Where $\mathbb{P}_B$ is the set of primes not greater than $B$ I know that we can generate the factors of these numbers recursively with complexity less than

$$ \prod_{p_i \in \mathbb{P}_B} \frac{log(s)}{log(p_i)}$$

Exponentially less I believe.

For the 3-smooth numbers this answer gives a good intuition

$$ \frac{(\log(s))^2}{2\log 2 \log 3} $$

For the 5-smooth we could generalize the geometric view we would have $$ \frac{(\log(s))^3}{2 \log 2 \log 3 \log 5} $$

This paper, cited in the 5-smooth numbers OEIS page, mentions a formula as $$ \frac{(\log(s\sqrt{30}))^3}{6 \log 2 \log 3 \log 5} $$ With an additional term (characteristic function of $a^pb^q$) that I don't understand

Can it be made more efficiently without iterating over all the factors?

An algorithm that comes to my mind is, starting with $a_i = 0$,

Find the smallest number $n_i$ that divides $p_i^{a_i+1}$ and also divides all the $p_j^{a_j}$, then I increase $a_i$ and repeat until we have the exact factorization of $n_i$.

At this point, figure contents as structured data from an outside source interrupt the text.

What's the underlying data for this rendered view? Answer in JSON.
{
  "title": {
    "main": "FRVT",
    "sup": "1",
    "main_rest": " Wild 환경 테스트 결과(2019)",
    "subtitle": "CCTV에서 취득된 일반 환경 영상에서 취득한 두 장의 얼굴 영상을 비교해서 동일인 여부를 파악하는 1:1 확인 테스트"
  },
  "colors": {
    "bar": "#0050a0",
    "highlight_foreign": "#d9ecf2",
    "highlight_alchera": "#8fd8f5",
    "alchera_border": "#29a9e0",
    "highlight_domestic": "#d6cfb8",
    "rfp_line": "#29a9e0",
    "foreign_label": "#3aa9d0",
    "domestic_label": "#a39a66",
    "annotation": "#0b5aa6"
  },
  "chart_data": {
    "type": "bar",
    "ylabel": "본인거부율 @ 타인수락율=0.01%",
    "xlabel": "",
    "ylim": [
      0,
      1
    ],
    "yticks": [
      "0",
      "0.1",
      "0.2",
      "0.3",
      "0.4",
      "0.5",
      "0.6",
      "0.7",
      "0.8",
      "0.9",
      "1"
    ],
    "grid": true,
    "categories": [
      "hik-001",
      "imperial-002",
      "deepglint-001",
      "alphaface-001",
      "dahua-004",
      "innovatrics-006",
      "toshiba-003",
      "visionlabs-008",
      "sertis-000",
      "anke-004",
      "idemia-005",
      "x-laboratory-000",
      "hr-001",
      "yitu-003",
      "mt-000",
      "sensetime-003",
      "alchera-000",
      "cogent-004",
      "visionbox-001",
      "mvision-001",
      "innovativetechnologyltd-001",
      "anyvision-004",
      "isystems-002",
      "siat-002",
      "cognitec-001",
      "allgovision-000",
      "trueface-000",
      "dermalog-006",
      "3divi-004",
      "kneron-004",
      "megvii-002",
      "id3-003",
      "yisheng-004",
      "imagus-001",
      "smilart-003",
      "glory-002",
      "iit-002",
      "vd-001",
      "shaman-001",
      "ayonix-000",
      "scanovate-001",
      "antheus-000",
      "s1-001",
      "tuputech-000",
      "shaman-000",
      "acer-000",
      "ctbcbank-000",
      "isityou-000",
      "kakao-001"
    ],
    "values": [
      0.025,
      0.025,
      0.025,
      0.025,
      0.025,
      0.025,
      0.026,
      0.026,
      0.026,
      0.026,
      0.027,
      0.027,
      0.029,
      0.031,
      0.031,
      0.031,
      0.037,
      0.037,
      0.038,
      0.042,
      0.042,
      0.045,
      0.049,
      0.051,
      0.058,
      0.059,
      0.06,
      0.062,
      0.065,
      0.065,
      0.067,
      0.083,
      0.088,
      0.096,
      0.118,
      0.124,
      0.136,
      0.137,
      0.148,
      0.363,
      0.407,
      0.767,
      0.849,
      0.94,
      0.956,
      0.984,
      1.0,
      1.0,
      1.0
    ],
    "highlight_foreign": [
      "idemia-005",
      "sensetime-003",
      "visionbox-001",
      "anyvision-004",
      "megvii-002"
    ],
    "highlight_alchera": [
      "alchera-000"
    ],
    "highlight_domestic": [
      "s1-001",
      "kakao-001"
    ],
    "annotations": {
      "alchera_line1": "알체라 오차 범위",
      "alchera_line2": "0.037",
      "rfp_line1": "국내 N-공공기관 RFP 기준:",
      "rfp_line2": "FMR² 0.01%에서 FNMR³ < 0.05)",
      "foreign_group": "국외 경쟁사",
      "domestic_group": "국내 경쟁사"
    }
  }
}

For the factor generation, what is the complexity, if we have one factor it is clear to be $O(s)$, if we have all the primes under $\sqrt{p}$ I think it will be $O(s \log(s))$, like the sieve Eratosthenes. The later does at most $log(s)$ iterations and each iteration requires to find the minimum of $\pi(B)$ candidates, thus $\pi(B) \log(s)$, that if we take $B=s$, and approximate $\pi(s) \approx s/\log(s)$, we reduce the complexity to $O(s)$

My main questions are

• Is the process correct (or I missed something in my reasoning)?

• What would be the complexity for the factor set algorithm?

• Are there standard algorithms for this problem?